La raréfaction de l’eau annoncée depuis longtemps et une année 2022 marquée par une sécheresse historique rendent croissantes les préoccupations sur l’irrigation agricole. Morgane Stoquart est cheffe de culture des exploitations Vert’Veine et Mas-Saint-Jean, basées à Lansargues, dans l’Hérault. Les deux entités sont gérées par la même équipe, mais la première est dédiée à la production en bio tandis que la seconde fait de l’agriculture conventionnelle. « La surface cultivée, de 300 ha, se répartit de manière équitable entre des productions maraîchères et des grandes cultures, explique Morgane. L’irrigation goutte-à-goutte s’impose pour des cultures comme le melon, qui occupe une part importante de l’assolement. Nous l’avons également déployée sur des grandes cultures comme le maïs ou le tournesol. »

Un rang sur deux

Les tuyaux de goutte à goutte utilisés diffèrent légèrement de ceux qui irriguent le melon. « Le plastique est plus dur, et ils sont réutilisables, illustre Morgane. Tandis que ceux réservés aux cultures maraîchères sont à usage unique. »

Le dispositif n’est pas déployé dès le semis, car le binage est effectué régulièrement en début de cycle cultural. « Il est déroulé quand le maïs arrive à mi-mollet, et qu’il devient difficile de désherber avec une bineuse classique. » Un rang sur deux est équipé, soit un tuyau tous les 1,50 m. Un outil spécifique permet de continuer à biner après cette installation (lire encadré).

Moins de main-d’œuvre

Parmi les avantages identifiés par Morgane, il y a un moindre besoin en main-d’œuvre. « La mise en place demande plus de temps, mais une fois que c’est placé, cela tient jusqu’à la récolte, souligne-t-elle, contrairement aux enrouleurs qu’il faut aller déplacer quotidiennement. » Le déploiement s’effectue avec des tourets et le tuyau est coupé ou raccordé en fonction des besoins. « Avec un touret de 7 à 8 km de tuyau, on irrigue environ 1 ha ».

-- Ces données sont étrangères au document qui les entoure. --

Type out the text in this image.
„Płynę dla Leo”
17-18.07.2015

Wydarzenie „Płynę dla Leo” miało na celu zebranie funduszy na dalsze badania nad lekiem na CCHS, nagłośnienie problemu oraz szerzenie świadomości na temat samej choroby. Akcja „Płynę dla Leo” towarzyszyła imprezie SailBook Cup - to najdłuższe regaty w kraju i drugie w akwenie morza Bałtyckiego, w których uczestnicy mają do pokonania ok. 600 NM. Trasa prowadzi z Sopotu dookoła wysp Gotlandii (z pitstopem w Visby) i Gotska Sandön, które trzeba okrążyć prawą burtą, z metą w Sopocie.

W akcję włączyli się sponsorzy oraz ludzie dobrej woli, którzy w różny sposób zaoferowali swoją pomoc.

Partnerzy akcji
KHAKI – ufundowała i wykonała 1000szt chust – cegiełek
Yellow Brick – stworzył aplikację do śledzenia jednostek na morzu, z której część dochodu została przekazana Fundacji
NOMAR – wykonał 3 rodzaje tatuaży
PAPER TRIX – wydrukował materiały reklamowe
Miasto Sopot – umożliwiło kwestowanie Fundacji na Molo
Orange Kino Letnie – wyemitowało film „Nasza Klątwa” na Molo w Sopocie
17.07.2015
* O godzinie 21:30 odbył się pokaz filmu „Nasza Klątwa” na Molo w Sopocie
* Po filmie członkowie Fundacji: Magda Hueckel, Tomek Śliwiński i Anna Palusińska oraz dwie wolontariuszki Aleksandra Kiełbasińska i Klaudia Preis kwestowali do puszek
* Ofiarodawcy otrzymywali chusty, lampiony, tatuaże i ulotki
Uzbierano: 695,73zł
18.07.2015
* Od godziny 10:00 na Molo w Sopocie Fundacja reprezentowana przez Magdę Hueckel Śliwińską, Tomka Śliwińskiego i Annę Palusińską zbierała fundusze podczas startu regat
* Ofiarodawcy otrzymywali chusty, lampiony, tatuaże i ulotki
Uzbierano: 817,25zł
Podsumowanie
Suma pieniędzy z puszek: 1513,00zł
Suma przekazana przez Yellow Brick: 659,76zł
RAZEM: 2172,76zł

Par ailleurs, la cheffe de culture a mis en place des dispositifs de suivi et de pilotage de l’irrigation à distance. Deux types de boîtiers programmateurs sont utilisés, selon que la station d’irrigation concernée soit reliée au réseau électrique ou pas. « Tout est accessible depuis le téléphone, c’est beaucoup plus simple, sourit Morgane. Auparavant, il fallait gérer toutes les vannes à la main, puis l’automatisation a été progressive. Désormais, nous n’avons qu’à vérifier une fois par semaine chaque vanne, pour voir s’il y a un problème, comme une petite fuite par exemple. Les grosses fuites, on les repère à distance grâce au compteur volumétrique. »

Efficacité de l’eau

Au-delà du gain de temps, ce système d’irrigation assure une économie d’eau importante. « Nous ne connaissons pas encore exactement la différence de consommation d’eau, nous en saurons plus à la fin de l’année, glisse Morgane. Nous avons deux parcelles très similaires, équipées différemment. L’une en goutte-à-goutte et l’autre avec un enrouleur. Nous comparerons toutes les données de consommation après récolte. » Les exploitants envisagent une utilisation de ce dispositif sur le soja pour l’année 2023.